U.S. role at heart of housing debate

Treasury Secretary Timothy F. Geithner, left, talks with John Taylor, chief executive of the National Community Reinvestment Coalition, during the Future of Housing Finance symposium in Washington.
Treasury Secretary Timothy F. Geithner, left, talks with John Taylor, chief executive of the National Community Reinvestment Coalition, during the Future of Housing Finance symposium in Washington. (Andrew Harrer/bloomberg News)
By Zachary A. Goldfarb
Washington Post Staff Writer
Wednesday, August 18, 2010

Top Obama administration officials opened a conference on the future of housing by making clear Tuesday they are considering a limited range of options that would reduce but not eliminate the government's role as a provider of funding for home loans.

Treasury Secretary Timothy F. Geithner, while promising "fundamental reform," said the government must continue to play a role in insuring new home loans. "There is a strong case to be made for a carefully designed guarantee in a reformed system, with the objective of providing a measure of stability in access to mortgages, even in future economic downturns," he said.

Housing and Urban Development Secretary Shaun Donovan said the current housing finance system -- under which the government-backed mortgage finance companies Fannie Mae and Freddie Mac and the Federal Housing Administration stand behind nine out of 10 new home loans -- cannot continue. "The government's footprint in the housing market needs to be smaller than it is today," he said.

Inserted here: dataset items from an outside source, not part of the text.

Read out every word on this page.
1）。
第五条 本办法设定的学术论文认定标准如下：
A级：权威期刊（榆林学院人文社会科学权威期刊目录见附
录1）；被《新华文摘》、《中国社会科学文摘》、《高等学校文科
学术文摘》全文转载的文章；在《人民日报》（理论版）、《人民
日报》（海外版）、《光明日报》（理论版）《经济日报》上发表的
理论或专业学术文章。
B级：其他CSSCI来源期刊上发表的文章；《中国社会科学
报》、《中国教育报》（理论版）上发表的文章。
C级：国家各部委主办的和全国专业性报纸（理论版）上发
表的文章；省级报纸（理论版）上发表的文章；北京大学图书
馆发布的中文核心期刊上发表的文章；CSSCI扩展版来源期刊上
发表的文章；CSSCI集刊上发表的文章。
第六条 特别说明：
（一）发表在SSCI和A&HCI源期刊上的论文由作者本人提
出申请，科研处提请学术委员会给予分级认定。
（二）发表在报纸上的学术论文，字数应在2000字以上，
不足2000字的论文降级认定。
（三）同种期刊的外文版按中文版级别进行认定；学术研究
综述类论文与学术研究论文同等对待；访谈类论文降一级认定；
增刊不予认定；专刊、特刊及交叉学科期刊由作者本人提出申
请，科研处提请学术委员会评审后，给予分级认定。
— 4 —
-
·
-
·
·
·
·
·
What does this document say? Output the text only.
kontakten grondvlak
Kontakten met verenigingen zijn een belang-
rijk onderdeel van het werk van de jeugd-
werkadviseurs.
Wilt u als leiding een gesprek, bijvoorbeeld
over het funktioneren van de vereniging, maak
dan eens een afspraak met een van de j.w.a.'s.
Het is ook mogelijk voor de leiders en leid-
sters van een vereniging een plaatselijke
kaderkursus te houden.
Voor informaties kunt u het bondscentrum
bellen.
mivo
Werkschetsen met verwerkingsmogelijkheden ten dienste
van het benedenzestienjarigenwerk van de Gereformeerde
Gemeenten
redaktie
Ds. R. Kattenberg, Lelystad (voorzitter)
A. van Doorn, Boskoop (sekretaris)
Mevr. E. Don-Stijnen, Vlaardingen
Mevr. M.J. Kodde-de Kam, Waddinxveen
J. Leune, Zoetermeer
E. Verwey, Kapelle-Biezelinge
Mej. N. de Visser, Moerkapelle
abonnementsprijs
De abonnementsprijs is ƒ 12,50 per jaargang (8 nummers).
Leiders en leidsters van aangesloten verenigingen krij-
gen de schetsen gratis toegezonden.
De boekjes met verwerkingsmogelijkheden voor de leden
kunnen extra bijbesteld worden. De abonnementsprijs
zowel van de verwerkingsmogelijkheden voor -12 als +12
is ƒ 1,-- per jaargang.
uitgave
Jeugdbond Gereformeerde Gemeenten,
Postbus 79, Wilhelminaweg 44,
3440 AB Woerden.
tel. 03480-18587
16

The Cabinet secretaries, who are leading the housing overhaul effort, said they envision a hybrid system that relies far more on private companies to provide funding for home loans but still features a government backstop for those loans. The remarks by Geithner and Donovan -- and their selection of like-minded panelists from industry, think tanks and other sectors -- suggested that the administration is not prepared to embrace more radical proposals offered by a few of the conference participants.

Bill Gross, who runs the world's biggest bond firm, Pimco, argued that the mortgage market should be completely nationalized.

"We are skeptical of other public-private models currently being considered . . . because they're more expensive, primarily, resulting in higher mortgage rates," he said. "They have the potential to replicate abuses of the past. They, in fact, to my way of thinking, are clones of Fannie and Freddie."

Gross's proposal could ensure that mortgages remain affordable for home buyers. That's because the government, which would borrow money to finance the mortgages, faces a relatively low interest rate in the markets. The downside is that taxpayers would be on the line for losses.

By contrast, Alex J. Pollock, a fellow at the American Enterprise Institute, suggested the government not play any role supporting housing finance, except narrow programs run out of HUD to provide funding to low-income people.

"You can either, in my view, be a private company or a government agency -- one or the other, but not both," he said. "There is a verse in the book of Proverbs which addresses guarantees . . . and it goes like this: 'He who stands a surety for the debts of another shall smart for it.' "

Pollock's proposal would protect taxpayers. But on the other hand, banks and other private lenders might charge more than borrowers are used to for a 30-year fixed-rate mortgage.

For years, the beauty of Fannie and Freddie was that they were able to split the difference between these poles. The companies took loans made by lenders, pooled them into investments, guaranteed them and then sold them to the market, providing a stream of money for lenders to make new loans and keeping mortgage rates low.

The firms were shareholder-owned. But because they were set up by Congress, Fannie and Freddie carried an implicit guarantee of government support. That let them be run cheaply. They made large profits, which offset modest losses on home loans.

The system worked until the companies bought too many bad loans during the recent housing bubble. When the housing market took a nose dive. The companies collapsed into the arms of the federal government, which has pumped in about $150 billion to keep them afloat.

The administration is now trying to recreate what was good about Fannie and Freddie without returning to what was overly risky. An emerging consensus, including among many of the panelists at the conference, favors maintaining Fannie and Freddie -- or several similar entities -- as heavily regulated companies that offer a guarantee to investors in high-quality mortgage loans. The federal government would stand behind that guarantee.

Under this scenario, the companies would charge mortgage originators a fee for the guarantee and use some of the money to cover mortgage investments that go bad. Part of the fee would be contributed to a separate insurance fund that would be tapped if one of the companies fails and can no longer stand behind the mortgage investments it guaranteed. Investors, the thinking goes, would remain confident in the mortgage securities and continue to buy them.

But the task would not be easy. For starters, it will take years for the government to absorb the hundreds of billions of dollars in bad loans Fannie and Freddie already guarantee.

The administration is required under the new financial overhaul law to present a plan for the future of housing policy by January.

The conference also highlighted the greater emphasis the administration is putting on rental housing

"It means ensuring that financing is available for those who will build the rental housing that we need to provide choices for those families for whom homeownership may not be the best option, " Donovan said.